Il latinista La Penna sui pericoli di un governo di destra
Vi propongo i quattro punti di pericolo intravisti da La Penna con un governo di destra. Per leggere tutta la lettera cliccare qui.
- Fomentando gli egoismi regionali e locali, la destra ridurrà l’Italia in frammenti, facendola tornare ai tempi anteriori al Risorgimento.
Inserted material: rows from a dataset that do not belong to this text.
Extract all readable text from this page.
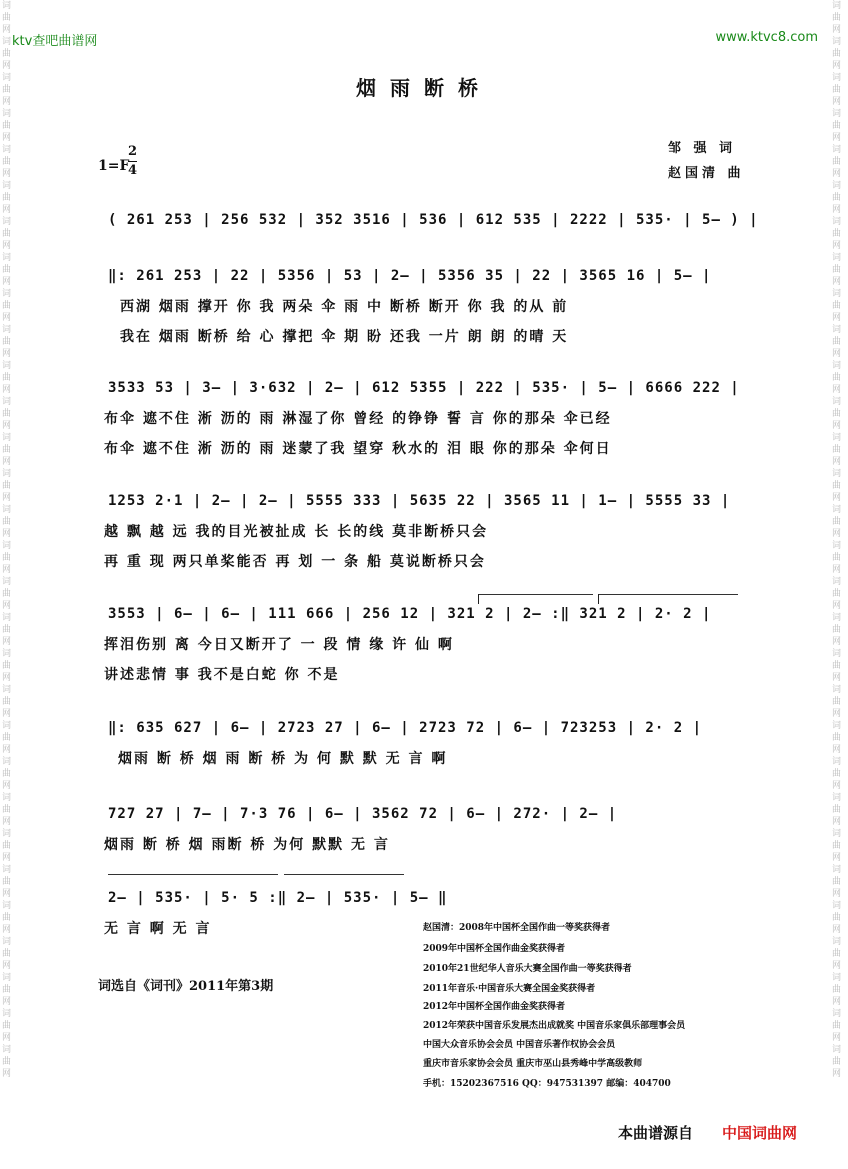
ktv查吧曲谱网	www.ktvc8.com
词曲网词曲网词曲网词曲网词曲网词曲网词曲网词曲网词曲网词曲网词曲网词曲网词曲网词曲网词曲网词曲网词曲网词曲网词曲网词曲网词曲网词曲网词曲网词曲网词曲网词曲网词曲网词曲网词曲网词曲网
词曲网词曲网词曲网词曲网词曲网词曲网词曲网词曲网词曲网词曲网词曲网词曲网词曲网词曲网词曲网词曲网词曲网词曲网词曲网词曲网词曲网词曲网词曲网词曲网词曲网词曲网词曲网词曲网词曲网词曲网
烟雨断桥
邹 强 词
赵国清 曲
1=F
2
4
( 261 253 | 256 532 | 352 3516 | 536 | 612 535 | 2222 | 535· | 5— ) |
‖: 261 253 | 22 | 5356 | 53 | 2— | 5356 35 | 22 | 3565 16 | 5— |
西湖 烟雨 撑开 你 我 两朵 伞 雨 中 断桥 断开 你 我 的从 前
我在 烟雨 断桥 给 心 撑把 伞 期 盼 还我 一片 朗 朗 的晴 天
3533 53 | 3— | 3·632 | 2— | 612 5355 | 222 | 535· | 5— | 6666 222 |
布伞 遮不住 淅 沥的 雨 淋湿了你 曾经 的铮铮 誓 言 你的那朵 伞已经
布伞 遮不住 淅 沥的 雨 迷蒙了我 望穿 秋水的 泪 眼 你的那朵 伞何日
1253 2·1 | 2— | 2— | 5555 333 | 5635 22 | 3565 11 | 1— | 5555 33 |
越 飘 越 远 我的目光被扯成 长 长的线 莫非断桥只会
再 重 现 两只单桨能否 再 划 一 条 船 莫说断桥只会
3553 | 6— | 6— | 111 666 | 256 12 | 321 2 | 2— :‖ 321 2 | 2· 2 |
挥泪伤别 离 今日又断开了 一 段 情 缘 许 仙 啊
讲述悲情 事 我不是白蛇 你 不是
‖: 635 627 | 6— | 2723 27 | 6— | 2723 72 | 6— | 723253 | 2· 2 |
烟雨 断 桥 烟 雨 断 桥 为 何 默 默 无 言 啊
727 27 | 7— | 7·3 76 | 6— | 3562 72 | 6— | 272· | 2— |
烟雨 断 桥 烟 雨断 桥 为何 默默 无 言
2— | 535· | 5· 5 :‖ 2— | 535· | 5— ‖
无 言 啊 无 言
词选自《词刊》2011年第3期
赵国清：2008年中国杯全国作曲一等奖获得者
2009年中国杯全国作曲金奖获得者
2010年21世纪华人音乐大赛全国作曲一等奖获得者
2011年音乐·中国音乐大赛全国金奖获得者
2012年中国杯全国作曲金奖获得者
2012年荣获中国音乐发展杰出成就奖 中国音乐家俱乐部理事会员
中国大众音乐协会会员 中国音乐著作权协会会员
重庆市音乐家协会会员 重庆市巫山县秀峰中学高级教师
手机：15202367516 QQ：947531397 邮编：404700
本曲谱源自 中国词曲网
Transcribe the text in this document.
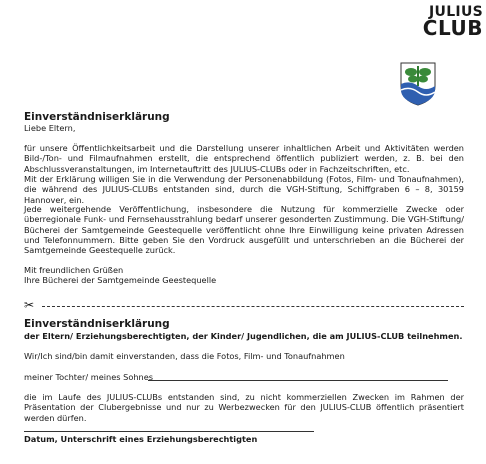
JULIUS
CLUB
Einverständniserklärung
Liebe Eltern,
für unsere Öffentlichkeitsarbeit und die Darstellung unserer inhaltlichen Arbeit und Aktivitäten werden Bild-/Ton- und Filmaufnahmen erstellt, die entsprechend öffentlich publiziert werden, z. B. bei den Abschlussveranstaltungen, im Internetauftritt des JULIUS-CLUBs oder in Fachzeitschriften, etc.
Mit der Erklärung willigen Sie in die Verwendung der Personenabbildung (Fotos, Film- und Tonaufnahmen), die während des JULIUS-CLUBs entstanden sind, durch die VGH-Stiftung, Schiffgraben 6 – 8, 30159 Hannover, ein.
Jede weitergehende Veröffentlichung, insbesondere die Nutzung für kommerzielle Zwecke oder überregionale Funk- und Fernsehausstrahlung bedarf unserer gesonderten Zustimmung. Die VGH-Stiftung/ Bücherei der Samtgemeinde Geestequelle veröffentlicht ohne Ihre Einwilligung keine privaten Adressen und Telefonnummern. Bitte geben Sie den Vordruck ausgefüllt und unterschrieben an die Bücherei der Samtgemeinde Geestequelle zurück.
Mit freundlichen Grüßen
Ihre Bücherei der Samtgemeinde Geestequelle
✂
Einverständniserklärung
der Eltern/ Erziehungsberechtigten, der Kinder/ Jugendlichen, die am JULIUS-CLUB teilnehmen.
Wir/Ich sind/bin damit einverstanden, dass die Fotos, Film- und Tonaufnahmen
meiner Tochter/ meines Sohnes
die im Laufe des JULIUS-CLUBs entstanden sind, zu nicht kommerziellen Zwecken im Rahmen der Präsentation der Clubergebnisse und nur zu Werbezwecken für den JULIUS-CLUB öffentlich präsentiert werden dürfen.
Datum, Unterschrift eines Erziehungsberechtigten
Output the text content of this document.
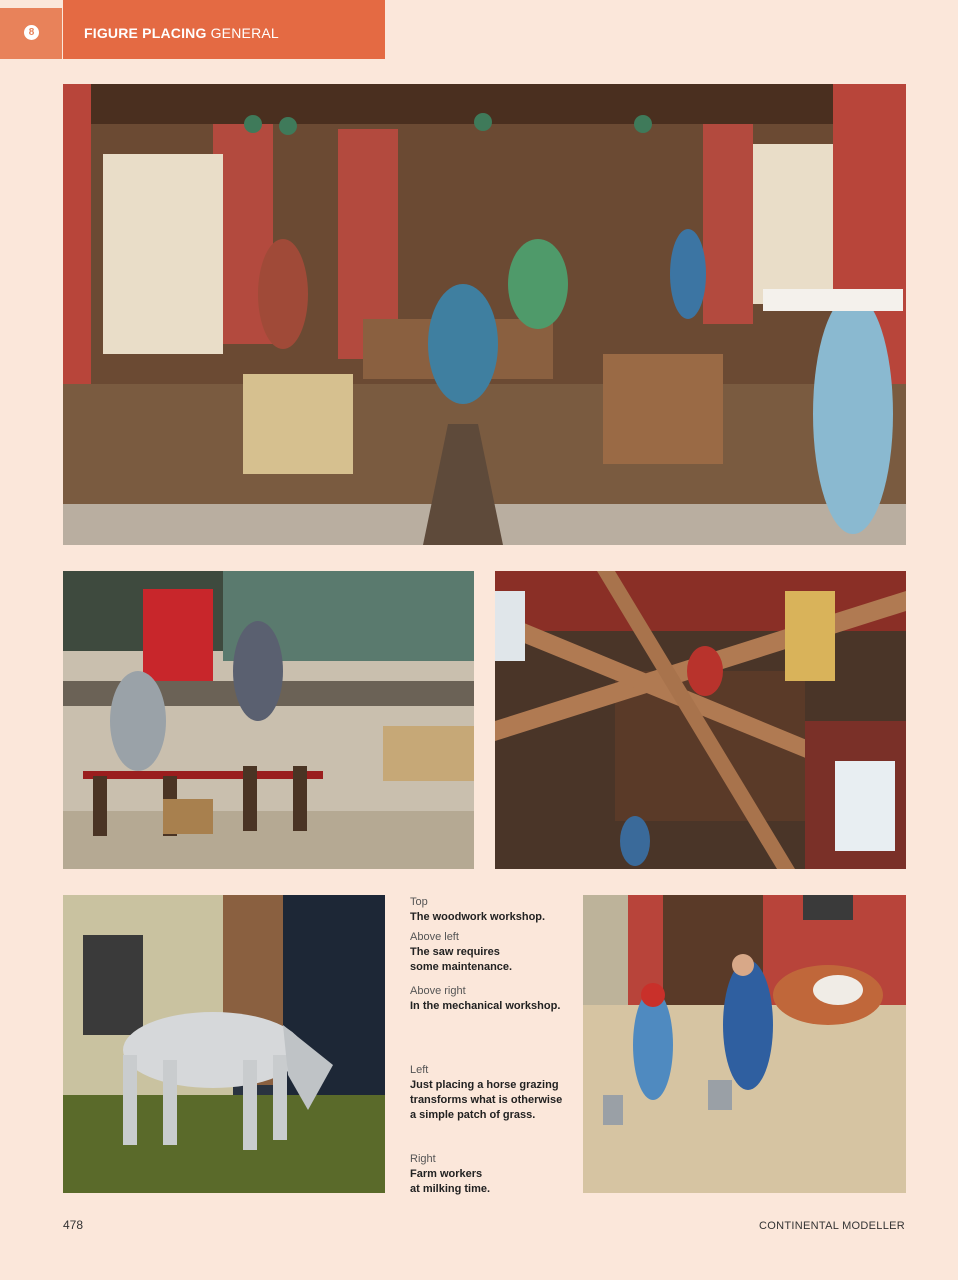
8	FIGURE PLACING GENERAL
Top
The woodwork workshop.
Above left
The saw requires
some maintenance.
Above right
In the mechanical workshop.
Left
Just placing a horse grazing
transforms what is otherwise
a simple patch of grass.
Right
Farm workers
at milking time.
478	CONTINENTAL MODELLER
Nella Padania i simboli del nostro Risorgimento e dell’unità d’Italia vengono calpestati.
- La destra rappresenta gli interessi delle classi sociali più ricche. Durante il suo governo la distanza fra le classi ricche e le classi povere è aumentata: i ricchi sono diventati più ricchi e i poveri più poveri. La distanza aumenterà e di molto se la destra tornerà al governo.
- Il Partito della Libertà o delle Libertà conserva dell’eredità liberale solo il liberismo selvaggio, che permette di strozzare i poveri. Per il resto, accogliendo nel suo seno gli eredi del Fascismo, rafforza la sua tendenza autoritaria. Riproporrà la costituzione, già bocciata da un referendum popolare, che riduce l’Italia a brandelli e toglie al Parlamento ogni potere reale.
- La destra in Italia si nutre, come già in passato, di una vasta melma cresciuta nei millenni della nostra storia, impastata di ignoranza, conformismo e servilismo. Oggi la rincorriamo tutti i giorni nelle nostre televisioni. Il controllo completo dei mass media ha già limitato nei fatti la libertà di espressione. Il governo della destra cercherà di sommergere l’Italia nella melma millenaria e di farla ritornare a un Medioevo rivestito di tecnologia. Bisogna combattere i demagoghi beceri della Padania e ridare libertà e vigore alla nostra cultura moderna.